The Cornell Classics Department is excited to welcome its newest post-doctoral fellow, Cat Lambert. Cat will soon complete her PhD in Classics at Columbia University and join the Classics department at Cornell as a post-doctoral fellow for the 2022-2023 academic year, and then as an assistant professor.
Cat works widely on Latin and Greek literature, with particular interests in book history, gender, and queer studies. Her current research is driven by a desire to open up new understandings of material texts and their readers in antiquity. In particular, in her recent article, “The Ancient Entomological Bookworm” (Arethusa 2020), she traces the vermiculate gaps left in the bookworm’s wake as it munches through the papyrus scroll and becomes activated by imperial Greek and Latin texts as a metaphor for skewering inept, pedantic readers of low-social status.
Cat’s book project, Bad Readers in Ancient Rome, builds on a central insight from her work on the bookworm, which, she says, “is that staking a claim to an ideal, readerly embodiment over another also stakes a culturally specific claim to power, embodiment, and identity”. Her book blends the methodology of book history with the insights of feminist, queer, and critical theory to understand why certain readerly embodiments are stigmatized for deviating from the hegemonic norm, and to illuminate the broader material, social networks that are adumbrated by books as objects in the imperial Roman Mediterranean. “Bad readers”, she says, “offer a powerful locus for telling a new story about books and readers in antiquity, as well as a lens for theorizing how certain hermeneutic modes in the discipline today participate in and reproduce hierarchies of power”.
Cat has taught Classics in a variety of contexts, including a one-year stint at Eton College, where she also coached boys’ rugby. At Cornell, Cat is especially excited to teach “Queer Classics: Desire, Embodiment, Backward Glances,” a course she designed and taught as a Teaching Scholar at Columbia University. In this course, she says, “students engage with a wide array of literary and material evidence for queerness in the ancient Mediterranean, as well as its reception in various contexts”. One of the central goals of the course is to account for the range of desires and political commitments that motivate ‘backward glances’ to the past, and to debunk the myth of the disembodied, objective scholar: to that end, students learn how to analyze scholarship (and translation) as an artifact that is motivated by various cultural and ideological forces and that registers the shifting landscape of queerness and its intersections with gender, race, class, etc. at the time of its composition. Another key objective of “Queer Classics”, Cat says, “is to study the reception of ancient queerness (and queering of antiquity) beyond traditional, elite scholarly contexts, including the poetry of C. P. Cavafy and Ocean Vuong, zines and lesbian newsletters, podcasts, and social media platforms”. Cat is looking forward to developing this course with colleagues at Cornell, including Associate Professor of Literatures in English Masha Raskolnikov (who has recently co-edited Trans Historical – Gender Plurality before the Modern, an exciting, interdisciplinary volume about premodern trans, nonbinary, and gender-complicated people), Brenda Marston, curator of Cornell’s Human Sexuality Collection, and Assistant Professor in History Stephen Vider (who directs the Public History Initiative at Cornell).
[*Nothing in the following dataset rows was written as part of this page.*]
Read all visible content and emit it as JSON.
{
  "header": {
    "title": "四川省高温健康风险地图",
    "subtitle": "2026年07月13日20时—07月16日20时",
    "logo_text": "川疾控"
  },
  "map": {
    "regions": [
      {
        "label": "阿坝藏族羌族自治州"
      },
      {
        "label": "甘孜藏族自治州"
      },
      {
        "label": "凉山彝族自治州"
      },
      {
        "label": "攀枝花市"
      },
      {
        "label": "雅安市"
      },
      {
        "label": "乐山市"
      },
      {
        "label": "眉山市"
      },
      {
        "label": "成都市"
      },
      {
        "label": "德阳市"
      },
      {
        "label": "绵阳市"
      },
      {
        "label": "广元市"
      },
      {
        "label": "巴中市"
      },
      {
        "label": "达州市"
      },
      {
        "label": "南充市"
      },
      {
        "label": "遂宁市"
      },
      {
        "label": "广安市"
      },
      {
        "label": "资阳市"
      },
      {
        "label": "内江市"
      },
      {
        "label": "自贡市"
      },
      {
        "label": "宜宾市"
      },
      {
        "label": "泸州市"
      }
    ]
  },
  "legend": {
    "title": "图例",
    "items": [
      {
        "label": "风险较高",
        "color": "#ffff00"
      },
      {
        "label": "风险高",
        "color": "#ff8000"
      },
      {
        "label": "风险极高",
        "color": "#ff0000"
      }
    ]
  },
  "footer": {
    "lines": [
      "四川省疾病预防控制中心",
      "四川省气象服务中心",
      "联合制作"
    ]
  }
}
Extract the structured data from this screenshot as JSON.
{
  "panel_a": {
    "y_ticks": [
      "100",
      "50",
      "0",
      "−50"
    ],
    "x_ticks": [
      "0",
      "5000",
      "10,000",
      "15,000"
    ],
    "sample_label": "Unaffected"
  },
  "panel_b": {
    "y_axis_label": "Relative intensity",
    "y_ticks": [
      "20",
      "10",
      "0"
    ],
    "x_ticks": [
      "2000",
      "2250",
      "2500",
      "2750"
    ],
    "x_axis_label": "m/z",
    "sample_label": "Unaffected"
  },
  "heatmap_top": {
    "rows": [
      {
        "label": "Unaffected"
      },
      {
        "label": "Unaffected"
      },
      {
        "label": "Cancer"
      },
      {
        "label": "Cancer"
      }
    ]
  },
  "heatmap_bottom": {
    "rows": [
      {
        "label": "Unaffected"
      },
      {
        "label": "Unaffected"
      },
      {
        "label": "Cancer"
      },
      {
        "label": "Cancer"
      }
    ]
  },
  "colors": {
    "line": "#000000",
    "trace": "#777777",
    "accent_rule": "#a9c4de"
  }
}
As a graduate student, Cat also participated in several of the Columbia & Barnard Ancient Drama Group productions, starring in the geriatric roles of Aeschylus in Frogs, Amphitryon in Heracles, and the Old Man in Iphigenia at Aulis. She is excited to be joining a department that “has a strong tradition of ancient drama and performance”, she says.
Born in the Blue Ridge Mountains of southern Virginia, Cat is looking forward to returning to nature after six years in Manhattan.
Please join the Classics Department in welcoming Cat Lambert to Cornell!